E poi la Corea del Nord. Alla Zanzara ha avuto anche il coraggio di dire che il libro “Fuga dal campo 14” era una menzogna perché in quel Paese che lui ha “girato in lungo e in largo” non esistono campi di concentramento. E che il protagonista di quel racconto è “un bugiardo”. Shin Dong-hyuk, figlio d internati, in quel campo è nato nel 1982. Ne è fuggito all’età di 23 anni e il suo racconto è stato raccolto da Blaine Harden in un libro tradotto in 27 lingue. In Italia è pubblicato da Codice Edizioni. Giornalista e scrittore, Harden ha lavorato per il New York Times, il Washington Post, Guardian, Economist, PBS e altre autorevoli riviste.
Ma per Antonio Razzi è tutta una balla, un’operazione per fare soldi screditando un regime che ogni anno gli regala un viaggio gratis fino a Pyongyang. Razzi ha un debole per chiunque lo paghi. Fa bene lui a non leggere mai libri, ha confidato a Giuseppe Cruciani. Un analfabeta per scelta ideologica.

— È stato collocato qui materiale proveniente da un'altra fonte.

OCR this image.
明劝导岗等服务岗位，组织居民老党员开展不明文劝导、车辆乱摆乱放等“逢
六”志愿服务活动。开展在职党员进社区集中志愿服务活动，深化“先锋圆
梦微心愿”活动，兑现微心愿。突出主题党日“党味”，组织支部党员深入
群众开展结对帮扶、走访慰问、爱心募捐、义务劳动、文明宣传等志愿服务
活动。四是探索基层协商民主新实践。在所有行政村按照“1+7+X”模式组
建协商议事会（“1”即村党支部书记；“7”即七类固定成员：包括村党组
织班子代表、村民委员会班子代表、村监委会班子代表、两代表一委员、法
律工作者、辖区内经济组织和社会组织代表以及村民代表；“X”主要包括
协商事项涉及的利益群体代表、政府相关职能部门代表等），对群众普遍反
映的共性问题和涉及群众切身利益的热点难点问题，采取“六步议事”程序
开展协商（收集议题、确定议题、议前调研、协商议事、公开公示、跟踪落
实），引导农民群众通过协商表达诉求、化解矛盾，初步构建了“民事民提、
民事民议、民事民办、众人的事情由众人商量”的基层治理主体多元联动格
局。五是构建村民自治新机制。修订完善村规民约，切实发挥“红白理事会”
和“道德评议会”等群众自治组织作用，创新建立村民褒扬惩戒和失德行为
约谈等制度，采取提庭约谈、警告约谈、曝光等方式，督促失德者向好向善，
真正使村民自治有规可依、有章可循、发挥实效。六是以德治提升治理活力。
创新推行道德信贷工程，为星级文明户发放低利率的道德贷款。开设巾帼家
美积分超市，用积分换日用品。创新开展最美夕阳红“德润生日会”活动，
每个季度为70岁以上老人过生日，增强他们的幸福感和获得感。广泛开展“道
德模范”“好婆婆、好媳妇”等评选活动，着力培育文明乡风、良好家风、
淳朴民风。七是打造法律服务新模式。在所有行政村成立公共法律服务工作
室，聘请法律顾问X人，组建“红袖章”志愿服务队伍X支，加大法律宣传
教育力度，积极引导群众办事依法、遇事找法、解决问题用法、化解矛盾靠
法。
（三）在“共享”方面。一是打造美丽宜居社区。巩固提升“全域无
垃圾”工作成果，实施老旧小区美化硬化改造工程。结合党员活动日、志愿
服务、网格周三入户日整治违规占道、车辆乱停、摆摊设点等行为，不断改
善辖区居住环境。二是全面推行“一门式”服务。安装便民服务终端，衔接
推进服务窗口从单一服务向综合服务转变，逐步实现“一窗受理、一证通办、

Ma non ridete, è una cosa seria. Razzi è un nemico dell’Italia, la discredita; è come la conferma, la prova fisica di tutti gli stereotipi su di noi. Dovrebbe essere preso sul serio e isolato a cominciare dal suo stesso partito, Forza Italia.
Tuttavia mi rendo conto che descriverlo così, privilegiando il problema Razzi sulla versione comica, a mia volta gli attribuisco una gravitas che non merita. Che fare, dunque?
O’Pernacchio. Ricorderete l’ultimo episodio de “L’Oro di Napoli” di Vittorio De Sica. Il Professore, Eduardo De Filippo, spiega agli abitanti del suo quartiere come vendicarsi dell’arroganza di Don Alfonso Maria di Sant’Agata dei Fornari. Il duca ogni mattina passa con la sua auto scoperta, disturbando la vita quotidiana nei vicoli della vecchia Napoli. Il modo migliore, spiega il Professore, è un pernacchio potente e prolungato che venga contemporaneamente dalla testa e dal petto, che sia cioè intelligente e appassionato: “Perché è o’pernacchio che fa le rivoluzioni”. Il passaggio successivo del duca, l’invocazione del suo nome e la sonora derisione, è una delle scene più esilaranti della cinematografia italiana.
Facciamo così anche con Razzi. Lui non è nobile come Alfonso Maria di Sant’Agata dei Fornari, ma ugualmente parassita. Ricordiamoci di Edoardo De Filippo, ogni volta che lo vedremo passeggiare per i vicoli del potere, nell’antico centro di Roma. “Senatore – Antonio – Razzi……prrrrrrrr”.